I have 100,000s of files that I wish to iterate the below sed command over:
sed -s -i -e 's/[[:space:]].*//' -e '1 s/^/>/g' -e '3 s/|*//g' -e '3 s/^/>ref/g' -e '1h;2H;1,2d;4G'
So far, I have been using a bash loop:
for i in read_* ; do
sed -s -i -e 's/[[:space:]].*//' -e '1 s/^/>/g' -e '3 s/|*//g' -e '3 s/^/>ref/g' -e '1h;2H;1,2d;4G' $i
mv $i $i.fasta
done
How can I use GNU Parallel to speed this up?
ls read_* > list.read.txt
parallel -j $cores -a list.read.txt sed -s -i -e 's/[[:space:]].*//' -e '1 s/^/>/g' -e '3 s/|*//g' -e '3 s/^/>ref/g' -e '1h;2H;1,2d;4G' []

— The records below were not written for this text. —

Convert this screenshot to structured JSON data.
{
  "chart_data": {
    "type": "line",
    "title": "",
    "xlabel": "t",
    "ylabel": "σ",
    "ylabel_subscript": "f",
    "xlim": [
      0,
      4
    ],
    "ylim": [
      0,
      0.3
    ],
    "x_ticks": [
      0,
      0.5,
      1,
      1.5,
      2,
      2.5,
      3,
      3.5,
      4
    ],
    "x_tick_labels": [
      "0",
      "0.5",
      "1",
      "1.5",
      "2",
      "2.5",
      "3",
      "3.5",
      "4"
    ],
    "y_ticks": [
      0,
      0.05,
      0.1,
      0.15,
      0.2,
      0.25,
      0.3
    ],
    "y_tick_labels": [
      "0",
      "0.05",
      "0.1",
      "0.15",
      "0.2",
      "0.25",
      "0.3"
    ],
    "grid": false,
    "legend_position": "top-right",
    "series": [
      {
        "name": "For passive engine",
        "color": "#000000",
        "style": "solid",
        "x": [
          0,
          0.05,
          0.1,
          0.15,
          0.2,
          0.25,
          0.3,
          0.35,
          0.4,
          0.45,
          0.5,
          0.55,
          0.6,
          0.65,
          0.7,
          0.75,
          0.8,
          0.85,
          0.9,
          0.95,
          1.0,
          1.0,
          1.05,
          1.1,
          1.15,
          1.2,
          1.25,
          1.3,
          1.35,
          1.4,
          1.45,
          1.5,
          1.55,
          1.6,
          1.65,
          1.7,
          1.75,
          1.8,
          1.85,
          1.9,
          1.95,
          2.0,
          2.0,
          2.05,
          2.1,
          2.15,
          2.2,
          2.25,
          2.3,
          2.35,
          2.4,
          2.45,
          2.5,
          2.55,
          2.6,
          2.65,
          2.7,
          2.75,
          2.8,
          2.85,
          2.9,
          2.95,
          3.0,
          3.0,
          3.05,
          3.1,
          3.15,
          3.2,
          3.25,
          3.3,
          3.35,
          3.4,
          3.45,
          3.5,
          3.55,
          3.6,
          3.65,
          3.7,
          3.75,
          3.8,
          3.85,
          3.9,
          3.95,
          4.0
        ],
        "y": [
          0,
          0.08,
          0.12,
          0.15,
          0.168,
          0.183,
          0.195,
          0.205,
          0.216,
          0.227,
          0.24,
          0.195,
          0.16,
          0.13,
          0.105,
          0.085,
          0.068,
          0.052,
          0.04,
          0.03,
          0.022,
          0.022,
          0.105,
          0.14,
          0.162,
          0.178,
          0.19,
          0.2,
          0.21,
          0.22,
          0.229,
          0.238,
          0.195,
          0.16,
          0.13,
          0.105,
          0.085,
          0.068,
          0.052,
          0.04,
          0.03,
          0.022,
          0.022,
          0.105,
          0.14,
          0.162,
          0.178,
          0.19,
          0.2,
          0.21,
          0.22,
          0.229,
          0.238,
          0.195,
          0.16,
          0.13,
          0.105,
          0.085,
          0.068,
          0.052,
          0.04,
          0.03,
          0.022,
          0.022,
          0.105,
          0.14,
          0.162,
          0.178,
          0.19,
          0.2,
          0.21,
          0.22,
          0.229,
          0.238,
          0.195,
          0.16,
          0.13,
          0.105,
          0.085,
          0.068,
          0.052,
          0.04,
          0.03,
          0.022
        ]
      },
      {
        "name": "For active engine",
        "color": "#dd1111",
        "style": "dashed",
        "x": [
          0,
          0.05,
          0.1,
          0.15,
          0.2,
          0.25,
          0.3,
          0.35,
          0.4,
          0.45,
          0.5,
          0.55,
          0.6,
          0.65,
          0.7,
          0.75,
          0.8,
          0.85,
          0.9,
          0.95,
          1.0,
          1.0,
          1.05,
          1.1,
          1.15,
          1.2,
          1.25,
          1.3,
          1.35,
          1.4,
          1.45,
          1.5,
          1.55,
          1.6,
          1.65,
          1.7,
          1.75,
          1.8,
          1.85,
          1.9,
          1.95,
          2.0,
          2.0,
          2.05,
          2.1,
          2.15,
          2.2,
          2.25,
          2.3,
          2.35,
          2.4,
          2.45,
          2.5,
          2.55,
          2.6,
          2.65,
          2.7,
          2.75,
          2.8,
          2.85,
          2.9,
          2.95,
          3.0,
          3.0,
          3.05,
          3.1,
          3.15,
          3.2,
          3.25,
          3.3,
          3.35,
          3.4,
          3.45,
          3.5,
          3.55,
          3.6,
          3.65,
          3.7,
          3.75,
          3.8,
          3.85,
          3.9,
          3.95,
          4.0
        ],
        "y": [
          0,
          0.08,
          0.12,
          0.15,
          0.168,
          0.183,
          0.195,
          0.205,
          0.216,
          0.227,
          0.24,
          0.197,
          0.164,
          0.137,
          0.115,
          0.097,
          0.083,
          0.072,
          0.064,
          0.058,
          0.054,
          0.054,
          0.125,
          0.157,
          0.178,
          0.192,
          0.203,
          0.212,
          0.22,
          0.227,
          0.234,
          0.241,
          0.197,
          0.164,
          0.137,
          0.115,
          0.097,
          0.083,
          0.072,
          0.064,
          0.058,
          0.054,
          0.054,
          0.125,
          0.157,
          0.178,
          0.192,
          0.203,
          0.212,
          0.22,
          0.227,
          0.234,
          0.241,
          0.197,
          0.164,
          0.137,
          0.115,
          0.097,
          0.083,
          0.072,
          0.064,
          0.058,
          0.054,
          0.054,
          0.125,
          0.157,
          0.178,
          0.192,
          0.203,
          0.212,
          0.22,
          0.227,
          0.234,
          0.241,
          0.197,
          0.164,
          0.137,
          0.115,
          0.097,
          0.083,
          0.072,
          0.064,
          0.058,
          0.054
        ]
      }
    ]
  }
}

I tried the above method where I create a list of files to iterate over and perform 10 jobs at once, however I get sed related error commands.
Try
parallel -q -v -j "$cores" -a list.read.txt sed -s -i -e 's/[[:space:]].*//' -e '1 s/^/>/g' -e '3 s/|*//g' -e '3 s/^/>ref/g' -e '1h;2H;1,2d;4G'
-q
option is necessary to quote special characters (spaces, >
, ...) in the command arguments.[]
was causing the code to break when I tested it, so I removed it. I don't know what it was supposed to do."$cores"
because variable expansions should almost always be quoted. See When to wrap quotes around a shell variable?. Use Shellcheck to find missing quotes, and many other shell code errors.